Um francês, representante da "civilização", retrata sem comentários os costumes do Rio de Janeiro escravocrata. Chega a "limpar" as cenas; o desenho preciso não denota a confusão urbana, o subdesenvolvimento geral, a sujeira das ruas. Debret perfila os negros e os senhores como se fossem todos índios. É respeitoso da "cultural" local. Não se nota, em suas delicadas aquarelas, nenhuma efusão tropicalizante, nenhum fator de caos, nenhuma tensão, nenhuma utopia.
"As coisas eram assim". "O mundo era assim". "O Brasil era assim". Debret retrata o Brasil com a minúcia do "assim". E até hoje, vamos ver Debret à procura do "assim". Já se vendiam pães-de-ló, já se fabricava garapa, já existia o Outeiro da Glória: os visitantes da exposição procuram, a todo custo, reconhecer o Brasil –essa entidade mítica chamada Brasil– nas aquarelas apresentadas.
O que mais chama a atenção nos quadros de Debret é sua imobilidade.

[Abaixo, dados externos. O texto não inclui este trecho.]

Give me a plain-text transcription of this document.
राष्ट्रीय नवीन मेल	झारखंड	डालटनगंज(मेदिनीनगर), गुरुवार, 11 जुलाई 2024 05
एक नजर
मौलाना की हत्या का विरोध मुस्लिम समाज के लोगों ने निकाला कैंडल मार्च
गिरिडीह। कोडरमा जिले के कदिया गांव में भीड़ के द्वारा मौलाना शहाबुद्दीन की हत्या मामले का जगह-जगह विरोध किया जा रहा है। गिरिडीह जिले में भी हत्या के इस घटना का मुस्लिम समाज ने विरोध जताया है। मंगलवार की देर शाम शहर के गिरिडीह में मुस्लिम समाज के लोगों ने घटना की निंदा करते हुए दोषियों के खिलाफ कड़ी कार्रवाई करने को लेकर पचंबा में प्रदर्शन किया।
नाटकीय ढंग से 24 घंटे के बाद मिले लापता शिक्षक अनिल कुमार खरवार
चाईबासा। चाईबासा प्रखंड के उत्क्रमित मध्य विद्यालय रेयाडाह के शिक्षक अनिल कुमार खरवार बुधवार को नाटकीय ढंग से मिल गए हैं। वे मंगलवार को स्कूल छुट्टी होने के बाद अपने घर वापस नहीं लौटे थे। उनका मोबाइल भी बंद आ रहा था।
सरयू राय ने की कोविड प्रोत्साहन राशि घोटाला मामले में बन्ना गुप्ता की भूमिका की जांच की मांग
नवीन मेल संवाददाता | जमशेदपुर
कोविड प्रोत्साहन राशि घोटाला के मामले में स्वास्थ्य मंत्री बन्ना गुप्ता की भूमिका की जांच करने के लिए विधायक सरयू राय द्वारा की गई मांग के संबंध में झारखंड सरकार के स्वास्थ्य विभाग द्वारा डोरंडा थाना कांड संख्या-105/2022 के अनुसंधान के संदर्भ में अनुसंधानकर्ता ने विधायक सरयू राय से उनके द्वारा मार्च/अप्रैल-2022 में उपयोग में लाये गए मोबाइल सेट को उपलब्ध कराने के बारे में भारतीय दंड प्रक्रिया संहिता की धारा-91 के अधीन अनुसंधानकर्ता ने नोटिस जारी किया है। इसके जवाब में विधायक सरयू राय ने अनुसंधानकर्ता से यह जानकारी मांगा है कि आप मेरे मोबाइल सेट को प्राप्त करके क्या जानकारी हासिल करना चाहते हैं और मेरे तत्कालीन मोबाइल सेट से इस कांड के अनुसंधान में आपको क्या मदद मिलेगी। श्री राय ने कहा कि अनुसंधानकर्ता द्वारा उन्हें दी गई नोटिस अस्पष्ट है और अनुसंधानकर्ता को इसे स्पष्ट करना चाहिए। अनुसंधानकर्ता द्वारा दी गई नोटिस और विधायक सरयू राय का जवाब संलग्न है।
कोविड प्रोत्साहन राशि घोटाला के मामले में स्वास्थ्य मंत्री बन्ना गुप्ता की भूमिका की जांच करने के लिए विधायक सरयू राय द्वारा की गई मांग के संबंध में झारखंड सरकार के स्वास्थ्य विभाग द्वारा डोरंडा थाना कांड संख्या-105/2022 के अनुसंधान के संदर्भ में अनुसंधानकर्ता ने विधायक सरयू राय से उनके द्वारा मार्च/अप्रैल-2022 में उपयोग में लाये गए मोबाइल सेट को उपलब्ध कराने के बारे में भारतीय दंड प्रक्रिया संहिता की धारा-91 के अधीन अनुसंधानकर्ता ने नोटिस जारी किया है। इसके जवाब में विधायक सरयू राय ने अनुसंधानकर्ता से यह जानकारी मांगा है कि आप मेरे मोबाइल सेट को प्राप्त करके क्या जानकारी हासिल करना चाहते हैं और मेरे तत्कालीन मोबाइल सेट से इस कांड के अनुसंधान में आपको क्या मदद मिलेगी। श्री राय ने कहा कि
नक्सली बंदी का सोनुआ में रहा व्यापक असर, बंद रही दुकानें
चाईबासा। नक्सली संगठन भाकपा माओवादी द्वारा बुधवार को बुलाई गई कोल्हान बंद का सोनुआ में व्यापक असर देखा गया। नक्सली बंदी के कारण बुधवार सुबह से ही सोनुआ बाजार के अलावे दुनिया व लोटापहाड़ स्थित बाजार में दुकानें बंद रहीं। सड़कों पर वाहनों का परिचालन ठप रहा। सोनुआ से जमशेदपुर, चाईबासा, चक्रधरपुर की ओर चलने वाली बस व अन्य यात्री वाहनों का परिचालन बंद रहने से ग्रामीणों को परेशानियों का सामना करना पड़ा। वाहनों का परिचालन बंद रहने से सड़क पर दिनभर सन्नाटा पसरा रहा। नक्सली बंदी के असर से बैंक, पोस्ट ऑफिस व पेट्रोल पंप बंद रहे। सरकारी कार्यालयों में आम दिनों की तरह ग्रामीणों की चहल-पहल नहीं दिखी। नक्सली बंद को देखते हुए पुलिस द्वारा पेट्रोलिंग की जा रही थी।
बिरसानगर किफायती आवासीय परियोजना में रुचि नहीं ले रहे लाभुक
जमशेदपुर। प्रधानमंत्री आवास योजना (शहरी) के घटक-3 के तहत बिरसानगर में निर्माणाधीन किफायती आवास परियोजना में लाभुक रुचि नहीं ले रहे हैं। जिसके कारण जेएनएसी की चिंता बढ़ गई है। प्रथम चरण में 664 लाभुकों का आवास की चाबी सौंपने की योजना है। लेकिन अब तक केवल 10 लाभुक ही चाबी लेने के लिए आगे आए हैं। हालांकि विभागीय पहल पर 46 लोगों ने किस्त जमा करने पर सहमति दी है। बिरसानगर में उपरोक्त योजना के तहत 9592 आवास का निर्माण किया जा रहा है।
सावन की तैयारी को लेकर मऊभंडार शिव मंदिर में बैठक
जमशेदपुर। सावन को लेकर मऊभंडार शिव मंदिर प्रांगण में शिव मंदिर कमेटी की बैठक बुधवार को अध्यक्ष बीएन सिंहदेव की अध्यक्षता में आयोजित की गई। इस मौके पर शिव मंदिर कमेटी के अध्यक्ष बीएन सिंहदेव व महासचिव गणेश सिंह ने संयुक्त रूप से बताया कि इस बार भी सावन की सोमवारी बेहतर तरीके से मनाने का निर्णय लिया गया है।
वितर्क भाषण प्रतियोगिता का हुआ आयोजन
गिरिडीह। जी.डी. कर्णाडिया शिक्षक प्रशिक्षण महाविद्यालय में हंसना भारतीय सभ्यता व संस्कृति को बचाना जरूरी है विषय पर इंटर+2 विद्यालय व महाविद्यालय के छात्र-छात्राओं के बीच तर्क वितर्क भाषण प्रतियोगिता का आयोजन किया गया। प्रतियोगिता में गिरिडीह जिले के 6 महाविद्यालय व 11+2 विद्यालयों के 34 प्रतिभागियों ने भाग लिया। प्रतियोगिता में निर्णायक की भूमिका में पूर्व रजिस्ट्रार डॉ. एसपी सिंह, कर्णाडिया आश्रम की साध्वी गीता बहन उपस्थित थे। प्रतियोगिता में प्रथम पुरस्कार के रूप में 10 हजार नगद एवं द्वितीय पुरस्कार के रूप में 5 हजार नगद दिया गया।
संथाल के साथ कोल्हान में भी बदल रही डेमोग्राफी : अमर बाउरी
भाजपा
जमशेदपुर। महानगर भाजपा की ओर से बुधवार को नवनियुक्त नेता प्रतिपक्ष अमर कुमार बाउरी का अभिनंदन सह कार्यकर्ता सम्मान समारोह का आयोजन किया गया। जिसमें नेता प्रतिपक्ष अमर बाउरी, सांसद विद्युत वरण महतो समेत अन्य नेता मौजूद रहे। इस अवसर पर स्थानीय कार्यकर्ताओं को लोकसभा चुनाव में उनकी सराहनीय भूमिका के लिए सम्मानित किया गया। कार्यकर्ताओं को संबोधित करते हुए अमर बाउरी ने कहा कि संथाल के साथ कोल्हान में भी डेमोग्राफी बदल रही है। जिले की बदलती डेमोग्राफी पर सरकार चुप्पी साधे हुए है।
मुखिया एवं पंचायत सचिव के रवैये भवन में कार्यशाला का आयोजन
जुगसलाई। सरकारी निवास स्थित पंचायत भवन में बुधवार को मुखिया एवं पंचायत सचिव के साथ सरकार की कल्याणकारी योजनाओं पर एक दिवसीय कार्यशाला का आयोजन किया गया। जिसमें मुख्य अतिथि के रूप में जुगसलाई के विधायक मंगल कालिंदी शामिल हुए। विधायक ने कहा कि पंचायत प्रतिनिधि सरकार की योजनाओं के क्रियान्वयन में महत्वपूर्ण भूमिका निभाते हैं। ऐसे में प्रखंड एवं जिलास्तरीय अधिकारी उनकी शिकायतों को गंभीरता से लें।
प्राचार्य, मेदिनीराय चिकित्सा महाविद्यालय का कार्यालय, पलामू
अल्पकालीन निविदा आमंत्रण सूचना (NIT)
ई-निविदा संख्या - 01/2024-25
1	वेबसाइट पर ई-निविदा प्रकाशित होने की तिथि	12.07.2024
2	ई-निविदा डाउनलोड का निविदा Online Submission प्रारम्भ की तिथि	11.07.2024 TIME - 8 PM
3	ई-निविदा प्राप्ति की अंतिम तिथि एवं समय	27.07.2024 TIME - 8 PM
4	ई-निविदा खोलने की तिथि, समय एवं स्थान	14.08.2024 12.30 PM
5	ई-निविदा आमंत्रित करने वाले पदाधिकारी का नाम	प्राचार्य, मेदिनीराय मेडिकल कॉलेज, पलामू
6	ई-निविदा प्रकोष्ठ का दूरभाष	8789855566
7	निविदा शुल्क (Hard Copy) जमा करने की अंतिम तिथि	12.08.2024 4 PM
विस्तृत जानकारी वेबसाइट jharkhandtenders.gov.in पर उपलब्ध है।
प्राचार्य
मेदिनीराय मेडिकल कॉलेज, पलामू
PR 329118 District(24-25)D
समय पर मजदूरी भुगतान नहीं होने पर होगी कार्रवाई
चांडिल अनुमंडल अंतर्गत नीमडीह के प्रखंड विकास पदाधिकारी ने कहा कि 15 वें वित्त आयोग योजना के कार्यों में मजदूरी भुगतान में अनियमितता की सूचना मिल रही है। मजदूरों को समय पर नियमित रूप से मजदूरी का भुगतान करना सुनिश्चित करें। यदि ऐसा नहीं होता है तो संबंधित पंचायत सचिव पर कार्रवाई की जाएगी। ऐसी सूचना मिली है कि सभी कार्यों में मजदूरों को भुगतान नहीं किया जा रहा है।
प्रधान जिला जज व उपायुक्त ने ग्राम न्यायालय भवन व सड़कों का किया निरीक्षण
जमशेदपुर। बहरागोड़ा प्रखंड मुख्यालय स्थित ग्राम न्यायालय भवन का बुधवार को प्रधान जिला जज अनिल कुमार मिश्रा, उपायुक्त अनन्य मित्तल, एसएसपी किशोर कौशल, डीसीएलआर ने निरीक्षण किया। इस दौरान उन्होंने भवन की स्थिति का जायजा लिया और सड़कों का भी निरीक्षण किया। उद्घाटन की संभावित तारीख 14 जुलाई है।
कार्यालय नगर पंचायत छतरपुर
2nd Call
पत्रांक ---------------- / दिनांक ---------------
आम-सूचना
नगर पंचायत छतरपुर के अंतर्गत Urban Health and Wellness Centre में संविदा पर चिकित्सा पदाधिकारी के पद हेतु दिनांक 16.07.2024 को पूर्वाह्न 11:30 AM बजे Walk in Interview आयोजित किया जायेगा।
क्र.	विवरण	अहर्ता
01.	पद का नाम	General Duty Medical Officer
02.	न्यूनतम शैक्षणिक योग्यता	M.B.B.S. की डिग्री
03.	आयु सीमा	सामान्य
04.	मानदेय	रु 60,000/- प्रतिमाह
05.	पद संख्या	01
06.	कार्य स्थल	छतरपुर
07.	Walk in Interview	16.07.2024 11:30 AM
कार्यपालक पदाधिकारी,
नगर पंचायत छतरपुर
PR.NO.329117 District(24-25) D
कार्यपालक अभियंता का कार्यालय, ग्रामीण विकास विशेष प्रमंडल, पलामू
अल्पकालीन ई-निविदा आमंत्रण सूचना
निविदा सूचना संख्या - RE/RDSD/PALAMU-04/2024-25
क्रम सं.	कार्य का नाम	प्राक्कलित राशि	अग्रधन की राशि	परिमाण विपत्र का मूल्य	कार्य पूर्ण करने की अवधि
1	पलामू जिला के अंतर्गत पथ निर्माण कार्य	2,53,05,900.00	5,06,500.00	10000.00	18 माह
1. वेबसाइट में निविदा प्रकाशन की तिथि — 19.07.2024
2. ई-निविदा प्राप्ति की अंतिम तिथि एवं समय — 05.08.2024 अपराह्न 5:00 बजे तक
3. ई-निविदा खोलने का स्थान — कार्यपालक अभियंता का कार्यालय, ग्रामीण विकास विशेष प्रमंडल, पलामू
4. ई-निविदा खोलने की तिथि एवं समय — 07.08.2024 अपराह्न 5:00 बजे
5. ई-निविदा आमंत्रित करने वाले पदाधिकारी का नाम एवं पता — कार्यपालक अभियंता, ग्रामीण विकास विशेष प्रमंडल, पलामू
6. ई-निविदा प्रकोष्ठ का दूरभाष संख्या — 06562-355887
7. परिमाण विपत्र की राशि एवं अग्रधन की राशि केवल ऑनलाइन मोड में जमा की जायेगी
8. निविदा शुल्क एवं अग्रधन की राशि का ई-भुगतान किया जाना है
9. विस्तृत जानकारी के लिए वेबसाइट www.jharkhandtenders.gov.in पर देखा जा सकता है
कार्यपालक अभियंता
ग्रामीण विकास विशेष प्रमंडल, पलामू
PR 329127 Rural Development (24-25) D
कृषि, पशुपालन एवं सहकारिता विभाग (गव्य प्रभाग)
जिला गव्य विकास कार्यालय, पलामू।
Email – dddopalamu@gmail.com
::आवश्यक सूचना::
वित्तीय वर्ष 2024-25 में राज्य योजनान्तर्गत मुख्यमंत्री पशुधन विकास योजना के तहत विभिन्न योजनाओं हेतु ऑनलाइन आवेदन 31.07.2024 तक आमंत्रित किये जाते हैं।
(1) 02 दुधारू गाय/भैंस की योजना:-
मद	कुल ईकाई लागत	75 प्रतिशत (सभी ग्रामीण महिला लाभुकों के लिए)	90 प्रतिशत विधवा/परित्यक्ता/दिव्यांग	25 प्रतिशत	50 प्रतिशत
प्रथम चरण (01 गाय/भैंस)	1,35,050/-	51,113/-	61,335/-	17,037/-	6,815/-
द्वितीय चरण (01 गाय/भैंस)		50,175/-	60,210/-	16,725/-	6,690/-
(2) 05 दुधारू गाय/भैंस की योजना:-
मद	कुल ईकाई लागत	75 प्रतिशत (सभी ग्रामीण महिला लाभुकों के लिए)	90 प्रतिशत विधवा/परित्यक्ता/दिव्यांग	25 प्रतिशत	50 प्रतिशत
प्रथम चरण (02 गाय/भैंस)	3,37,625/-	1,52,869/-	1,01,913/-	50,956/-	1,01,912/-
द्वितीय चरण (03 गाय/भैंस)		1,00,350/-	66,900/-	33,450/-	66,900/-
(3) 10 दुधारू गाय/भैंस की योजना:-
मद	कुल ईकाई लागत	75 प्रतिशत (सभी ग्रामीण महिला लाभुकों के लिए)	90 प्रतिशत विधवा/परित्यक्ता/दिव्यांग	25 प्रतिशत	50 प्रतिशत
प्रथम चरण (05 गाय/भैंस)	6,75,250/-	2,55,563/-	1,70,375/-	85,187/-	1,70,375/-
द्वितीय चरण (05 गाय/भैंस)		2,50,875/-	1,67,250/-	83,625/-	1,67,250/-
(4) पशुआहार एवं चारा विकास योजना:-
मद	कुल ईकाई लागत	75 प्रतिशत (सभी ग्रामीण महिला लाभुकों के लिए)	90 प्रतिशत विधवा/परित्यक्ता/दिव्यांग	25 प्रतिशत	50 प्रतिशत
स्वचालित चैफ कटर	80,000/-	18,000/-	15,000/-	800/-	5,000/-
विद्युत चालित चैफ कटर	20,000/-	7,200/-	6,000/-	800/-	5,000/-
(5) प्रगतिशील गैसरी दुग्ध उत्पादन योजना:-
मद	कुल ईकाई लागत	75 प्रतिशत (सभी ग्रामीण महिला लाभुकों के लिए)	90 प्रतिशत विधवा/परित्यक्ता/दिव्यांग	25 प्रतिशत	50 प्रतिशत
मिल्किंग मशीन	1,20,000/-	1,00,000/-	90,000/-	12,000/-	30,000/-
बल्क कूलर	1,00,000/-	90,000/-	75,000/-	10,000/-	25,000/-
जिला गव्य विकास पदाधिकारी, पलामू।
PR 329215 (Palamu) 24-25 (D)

O negro carregando lenha, o negro espremendo cana, são estampas antropológicas, imutáveis. Tudo se congela no desenho.
A precisão de Debret mereceria o qualificativo de sádica. A cena do castigo de um escravo se imobiliza num gesto eterno e ritual, gravado imparcialmente no papel.
Feitas de frieza colorida, de assepsia voyeurista, de imobilidade e falta de alegria, as aquarelas de Debret são encantatórias sem encanto.
Fascinam como cobras. São cruéis e exatas.
O interesse despertado pela exposição na Casa das Rosas é politicamente incorreto. Significa o desejo de traçar linhas de continuidade entre o Brasil escravocrata e o Brasil de hoje. Essas linhas de continuidade existem, são reais. Mas, embelezados no buril e no pincel de Debret, passam a representar o tradicionalismo adverbial do "assim". É assim, era assim, olhamos cada estampa com um perfil de assentimento, querendo reconhecer-nos, querendo o Brasil, o "nosso" Brasil.
País em que os negros "conhecem o seu lugar", onde cada atividade –barbeiro, vendedor de frangos, estivador– tem um pitoresco próprio, local, etnográfico.
Classicista, sereno, indiferente, Debret entregou às gerações posteriores um mito de brasilidade, de absurdo aceitável, de opressão admitida. Usa-se esse mito. Babamos o Brasil nessas aquarelas. Aquarelas do Brasil: a única atitude certa, frente ao quadro de barbárie imóvel que ressalta das obras de Debret, é odiar essa imobilidade, esses caprichos de desenhista, esse aquarelismo.
Mas não. Como nos anos 70, e nada mudou desde essa época, a exposição na Casa das Rosas solicita a complacência nativista e sádica, a aquisição fácil de brancura aristocrática, o violento "assim" da burguesia paulistana. Olha aí, como os negros e mulatos eram pouco ameaçadores. Como eram disciplinados. Como era esse o Brasil. No olhar de cada pessoa encantada com Debret, há um brilho escravocrata.